I know that I have talked about this before, but I do like the idea of surfaces becoming interfaces for computing, especially in public spaces such as coffeeshops where having enough space to work is a concern. Now, about this design – recently profiled at Yanko Design – actually removes the mobile from the equation. I don’t know that would work in this day where there are just too many mobiles in hand, but it does offer an interesting question – are tablets just a step to table top interfaces like this?
As I write this, I am sitting in a Starbucks that is quite busy. Already people have come in, only to find that there were no or not large enough spaces for them to work, and so they turned around and left. One gentleman has a newspaper sprawled in front of him, hanging off the edges as he is moving the section that he is reading onto the flat table. A young woman pitched herself at the bar area in the corner to work on her laptop. Another woman, sitting closest to me, has a book, iPhone, laptop, and purse on the largest real estate within this establishment. Myself, I am at a small circular table, with my iPad now resting on it next to my N8.
Just to note, there are others here in positions without tables. At least in this moment, they are all using laptops for computing, one person reading a book, and two in the midst of a conversation without mobiles in hand.
The common thing here is the table top. Not necessarily the interaction, but definitely the input behaviors, are happening on the table top – flat, downward. Fingers and arms are outstretched for all, with the position of waiting to type for some, and a consistent tapping away for others.
In the situation proposed by the design, a glass-like surface looks normal until the computer is placed on top of it. A screen shows on the table asking if the person wants to use it as a screen. Likely, there would be some kind of authentication and terms of service notice on the screen after that. Then the computer boots and the table as a display comes to life. Ideally, or at least proposed in this design study, there would be no paper getting in the way of manipulating items on the screen. I’m not sure that would pass where I am right now.
If this happens, what becomes of the computing metaphor of the tablet for this specific use case? There are a few iPad here, including my own. They have this combined input and reading function. The rest of the table is not being used. So you have this extra space, mostly taken up by a cup of coffee, or maybe a mobile such as in my case.
With some of us here with mobiles, they serve as a second, or even immediate communications, screen. For example, my mobile is beside my iPad with the Symbian Twitter app Different Tack opened to my timeline. Because of the UI of this application, I am able to see at a glance, but also use my finger to navigate the space of the screen to view more updates there. This behavior and positioning has become something that I’ve begun to favor a good deal in these environments. The mobile gets attention, but is a window that I can choose to interact with with little moving of my eyes from the iPad.
The gentleman with the newspaper actually shows the best case approach.

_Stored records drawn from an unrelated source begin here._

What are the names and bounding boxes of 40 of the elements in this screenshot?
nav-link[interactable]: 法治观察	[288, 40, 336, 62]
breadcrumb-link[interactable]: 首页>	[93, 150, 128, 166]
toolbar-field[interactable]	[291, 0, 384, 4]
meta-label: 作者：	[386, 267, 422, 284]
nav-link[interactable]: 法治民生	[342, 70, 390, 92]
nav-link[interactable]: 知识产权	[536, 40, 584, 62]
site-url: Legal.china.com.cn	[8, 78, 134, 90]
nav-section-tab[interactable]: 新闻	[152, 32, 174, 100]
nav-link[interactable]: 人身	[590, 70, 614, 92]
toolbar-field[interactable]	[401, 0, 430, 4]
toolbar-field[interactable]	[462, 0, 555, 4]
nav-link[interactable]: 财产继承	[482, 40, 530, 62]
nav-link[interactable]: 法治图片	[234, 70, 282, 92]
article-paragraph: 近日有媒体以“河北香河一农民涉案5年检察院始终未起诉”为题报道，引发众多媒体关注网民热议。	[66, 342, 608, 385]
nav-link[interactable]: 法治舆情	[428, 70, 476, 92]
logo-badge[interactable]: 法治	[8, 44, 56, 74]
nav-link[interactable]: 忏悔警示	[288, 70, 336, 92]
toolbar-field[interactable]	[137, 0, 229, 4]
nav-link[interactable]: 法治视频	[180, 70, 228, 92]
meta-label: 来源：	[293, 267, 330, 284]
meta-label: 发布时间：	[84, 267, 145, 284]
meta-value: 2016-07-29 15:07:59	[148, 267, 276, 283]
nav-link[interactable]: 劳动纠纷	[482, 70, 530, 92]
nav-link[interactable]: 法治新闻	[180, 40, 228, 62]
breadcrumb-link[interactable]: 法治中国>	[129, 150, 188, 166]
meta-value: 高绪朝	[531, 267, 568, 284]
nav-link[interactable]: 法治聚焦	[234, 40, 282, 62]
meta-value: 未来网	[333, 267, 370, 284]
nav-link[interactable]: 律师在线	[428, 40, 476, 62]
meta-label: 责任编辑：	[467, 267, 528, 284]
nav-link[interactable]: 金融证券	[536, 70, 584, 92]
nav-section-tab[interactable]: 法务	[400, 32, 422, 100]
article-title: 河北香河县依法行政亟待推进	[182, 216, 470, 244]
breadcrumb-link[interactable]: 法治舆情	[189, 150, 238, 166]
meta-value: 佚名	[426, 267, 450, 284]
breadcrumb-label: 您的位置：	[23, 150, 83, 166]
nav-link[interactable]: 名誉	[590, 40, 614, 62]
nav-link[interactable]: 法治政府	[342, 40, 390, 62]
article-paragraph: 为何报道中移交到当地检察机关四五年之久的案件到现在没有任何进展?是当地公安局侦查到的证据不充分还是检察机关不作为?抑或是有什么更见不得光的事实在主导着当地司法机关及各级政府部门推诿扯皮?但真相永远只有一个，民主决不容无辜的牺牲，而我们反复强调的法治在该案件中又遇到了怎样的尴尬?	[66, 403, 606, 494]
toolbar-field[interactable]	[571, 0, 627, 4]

A reading (and interface if he is doing Sudoku) device that expands to the entire surface area of the available table, and then by grabbing and pushing, he draws the right panes into his primary view. Problem is, we don’t have devices that transform like this. And the Yanko Design concept seems to want to address this upon a glass surface. In this coffeeshop, I don’t think that’s a good idea. Even on the table I am sitting at, there are marks from cups that sweated and stains from smaller spills. For this to work, we would all have to adapt the practice of pitching in to clean up (I am sure some folks wouldn’t mind, would add to the atmosphere I think).
But it does beg the question. If devices could project into a surface like this, would tablets be as needed? Possibly. I can already hear the qualms about privacy, and if it would be possible that someone could hack your table, similar to the way ATM machines are hacked. There is that funof tapping on a screen, which I will admit that is never fun on the iPad for long pieces like this. I would rather be using Swype, or at least have some kind of “link to my Bluetooth headset for voice transcription” kind of method.
It would provide a means for places to differentiate. Were this might be a bit much for a Starbucks in some neighborhoods, having these kinds of tables could invite a specific kind of customers and create opportunity for collaboration as it would become a shared workspace. I could see this for bedroom computing. In that case, your nightstand would have one side panel showing your clock and alarm, and maybe the top of it showing your calendar or notices if it senses you have also put glasses, a wallet, or something else on the surface.
But back to the analogy of using this at a coffeeshop, since that is where I am. I have only been typing this post, and already I want to pull the device back and get into a more relaxed condition. So, at least in my case, the table top works for a while, but then when the connection is done, or I am weary, I pull the mobile away and towards my face for more intimate viewing. That works. And the table doesn’t retain any record of the transactions happening on my mobile.
Gets me thinking. Much like a scene from the TAT Future of Screens video – I am wondering what isn’t possible if the mobile is the key to enabling these experiences.